Are you aware that the state government is no longer the sole owner of some of the companies?
That should not be a hindrance to reviving them. By way of partnership with other stakeholders, the revival can be done. The government can even buy the shares held by private individuals and bodies. What should be our priority is the industrialisation drive to create employment, check poverty and boost revenue. In the glorious days of the OOPC, it was a company for all. It provided employment for people from across the state. The Ondo State Investment Corporation, Akure, recruited and deployed many of the middle-level and management staff to the company.
What motivated you to set up the Bamidele Omosehin Foundation and how does it impact your fellow citizens?
The motivation is rooted in the desire to assist other people. The truth is that the government can’t do everything for the people. As a man with an unwavering knack for philanthropic services, setting up the foundation is my little way of contributing to the growth of the society and putting smiles on the faces of the needy. I urge well-meaning Nigerians, blessed by God, to be compassionate and help others who are desperately in need of assistance, to make Nigeria a better place for all to live in.
Growing up was not a bed of roses. Today, as I look back to remember how the average kids like me from a modest family had to struggle to get the bare necessities of life at some point in our early years in life, I feel challenged. This really shaped my orientation about the hardship people face daily around us and all over the world.

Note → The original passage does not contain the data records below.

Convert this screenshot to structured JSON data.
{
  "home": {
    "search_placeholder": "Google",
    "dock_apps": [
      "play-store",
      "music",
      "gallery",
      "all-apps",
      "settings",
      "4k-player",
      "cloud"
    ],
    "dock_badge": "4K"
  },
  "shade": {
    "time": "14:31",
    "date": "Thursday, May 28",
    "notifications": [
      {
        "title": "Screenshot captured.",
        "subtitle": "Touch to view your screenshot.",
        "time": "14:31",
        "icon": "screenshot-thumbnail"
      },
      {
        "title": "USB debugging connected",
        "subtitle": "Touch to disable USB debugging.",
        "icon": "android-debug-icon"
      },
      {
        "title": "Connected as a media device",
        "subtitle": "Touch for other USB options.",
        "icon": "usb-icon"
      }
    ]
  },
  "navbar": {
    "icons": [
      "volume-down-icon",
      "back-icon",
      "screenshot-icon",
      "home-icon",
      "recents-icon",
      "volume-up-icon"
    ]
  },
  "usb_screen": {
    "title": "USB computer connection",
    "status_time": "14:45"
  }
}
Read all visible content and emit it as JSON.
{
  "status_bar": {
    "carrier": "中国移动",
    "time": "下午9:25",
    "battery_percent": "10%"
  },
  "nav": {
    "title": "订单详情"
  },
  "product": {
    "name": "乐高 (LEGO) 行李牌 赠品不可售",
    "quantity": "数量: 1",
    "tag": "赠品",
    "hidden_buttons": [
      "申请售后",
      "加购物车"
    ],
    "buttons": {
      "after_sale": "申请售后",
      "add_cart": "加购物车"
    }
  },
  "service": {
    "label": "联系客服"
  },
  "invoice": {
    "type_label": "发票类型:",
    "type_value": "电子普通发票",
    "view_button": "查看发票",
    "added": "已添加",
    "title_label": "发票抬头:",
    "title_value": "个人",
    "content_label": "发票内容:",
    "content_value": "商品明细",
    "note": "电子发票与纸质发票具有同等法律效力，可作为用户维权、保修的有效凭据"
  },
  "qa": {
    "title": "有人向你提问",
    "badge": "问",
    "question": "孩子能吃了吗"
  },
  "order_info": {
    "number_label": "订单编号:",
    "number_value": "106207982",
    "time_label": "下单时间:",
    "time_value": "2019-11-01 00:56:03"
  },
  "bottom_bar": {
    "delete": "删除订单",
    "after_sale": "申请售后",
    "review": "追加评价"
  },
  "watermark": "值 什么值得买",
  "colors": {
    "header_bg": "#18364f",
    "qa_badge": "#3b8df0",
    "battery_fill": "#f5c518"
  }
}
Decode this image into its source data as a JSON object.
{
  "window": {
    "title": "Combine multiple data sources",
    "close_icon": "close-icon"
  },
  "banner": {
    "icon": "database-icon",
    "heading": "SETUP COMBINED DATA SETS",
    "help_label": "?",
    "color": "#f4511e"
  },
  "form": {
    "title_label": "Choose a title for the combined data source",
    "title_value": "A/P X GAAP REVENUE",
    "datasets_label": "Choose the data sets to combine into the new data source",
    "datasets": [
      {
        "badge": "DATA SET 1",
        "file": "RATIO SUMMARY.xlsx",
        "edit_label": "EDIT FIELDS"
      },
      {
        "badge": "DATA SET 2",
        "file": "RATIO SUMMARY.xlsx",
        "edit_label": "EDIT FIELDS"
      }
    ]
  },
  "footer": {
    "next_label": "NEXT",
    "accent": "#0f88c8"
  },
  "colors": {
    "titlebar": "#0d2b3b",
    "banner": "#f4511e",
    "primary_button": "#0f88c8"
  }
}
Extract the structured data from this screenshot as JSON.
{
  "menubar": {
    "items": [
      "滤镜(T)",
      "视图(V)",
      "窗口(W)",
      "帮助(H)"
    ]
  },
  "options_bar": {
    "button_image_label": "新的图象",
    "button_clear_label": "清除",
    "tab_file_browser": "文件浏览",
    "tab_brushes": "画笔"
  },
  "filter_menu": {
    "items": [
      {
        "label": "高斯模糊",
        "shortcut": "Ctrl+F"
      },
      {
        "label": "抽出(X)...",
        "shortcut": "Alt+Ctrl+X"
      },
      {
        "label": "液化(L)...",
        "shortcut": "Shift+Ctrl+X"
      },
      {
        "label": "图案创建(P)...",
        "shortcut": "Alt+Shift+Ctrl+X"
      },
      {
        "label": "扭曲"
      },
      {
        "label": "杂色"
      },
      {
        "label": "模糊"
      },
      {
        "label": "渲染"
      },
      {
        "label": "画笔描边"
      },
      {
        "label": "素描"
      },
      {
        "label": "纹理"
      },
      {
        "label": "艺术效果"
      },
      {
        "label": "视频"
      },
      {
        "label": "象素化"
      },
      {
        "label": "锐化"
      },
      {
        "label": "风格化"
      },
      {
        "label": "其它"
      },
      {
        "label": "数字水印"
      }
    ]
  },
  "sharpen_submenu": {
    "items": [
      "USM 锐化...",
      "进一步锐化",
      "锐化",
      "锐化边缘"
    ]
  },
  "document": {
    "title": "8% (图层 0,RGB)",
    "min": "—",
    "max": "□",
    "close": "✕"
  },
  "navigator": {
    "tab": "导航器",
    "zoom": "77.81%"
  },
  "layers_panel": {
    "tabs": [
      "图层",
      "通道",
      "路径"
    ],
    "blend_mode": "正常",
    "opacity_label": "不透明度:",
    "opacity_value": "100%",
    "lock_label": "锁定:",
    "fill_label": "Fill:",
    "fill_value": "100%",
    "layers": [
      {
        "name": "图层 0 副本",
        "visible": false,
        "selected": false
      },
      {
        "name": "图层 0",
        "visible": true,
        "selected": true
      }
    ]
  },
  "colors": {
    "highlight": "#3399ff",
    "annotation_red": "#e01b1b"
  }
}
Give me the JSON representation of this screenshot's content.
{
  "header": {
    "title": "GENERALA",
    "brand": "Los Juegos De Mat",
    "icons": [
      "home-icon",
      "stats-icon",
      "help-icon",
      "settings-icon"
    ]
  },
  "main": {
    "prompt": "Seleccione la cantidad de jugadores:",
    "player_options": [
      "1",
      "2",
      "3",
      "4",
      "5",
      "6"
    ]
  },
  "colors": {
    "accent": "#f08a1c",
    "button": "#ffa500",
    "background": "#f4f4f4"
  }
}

Eventually, it propelled me to set up the foundation, by the Grace of God, to genuinely help the downtrodden, widows, orphans and the less privileged. Part of the goal of the foundation is to ameliorate poverty and hardship. This is what we have started to do in our own little way, beginning in my local government, by giving scholarship to students who are willing to be educated but are financially handicapped. We also help the homeless and those struggling with medical bills in hospitals. We visit and take care of orphans and those with disabilities.
In what other ways do you plan to contribute to efforts at making life more meaningful to your people?
Obviously, my people need to be given a sense of belonging even as they suffer daily the vicious consequences of unemployment, inadequate health and educational facilities. I would work towards ameliorating the lopsided distribution of amenities in my area so that backward places would receive their fair shares.
This would certainly encourage the youths to stay put in my community and embrace agriculture as a means of livelihood, instead of running after elusive white-collar jobs in the cities. And if by providence I am called upon to serve my people at any capacity, I will not hesitate to give my best.
You are referred to as an apostle of better life for the poor. What birthed that appellation?
I hail from Iju-Odo in Okitipupa Local Government Area of Ondo State. I am a very proud Nigerian who preaches the time-honoured maxim of always being one’s brother’s keeper. Besides, I grew up loving my fellow human beings. I have instinct for making people around me happy and comfortable. And when they face any challenge, I try to see how I can be of assistance to them.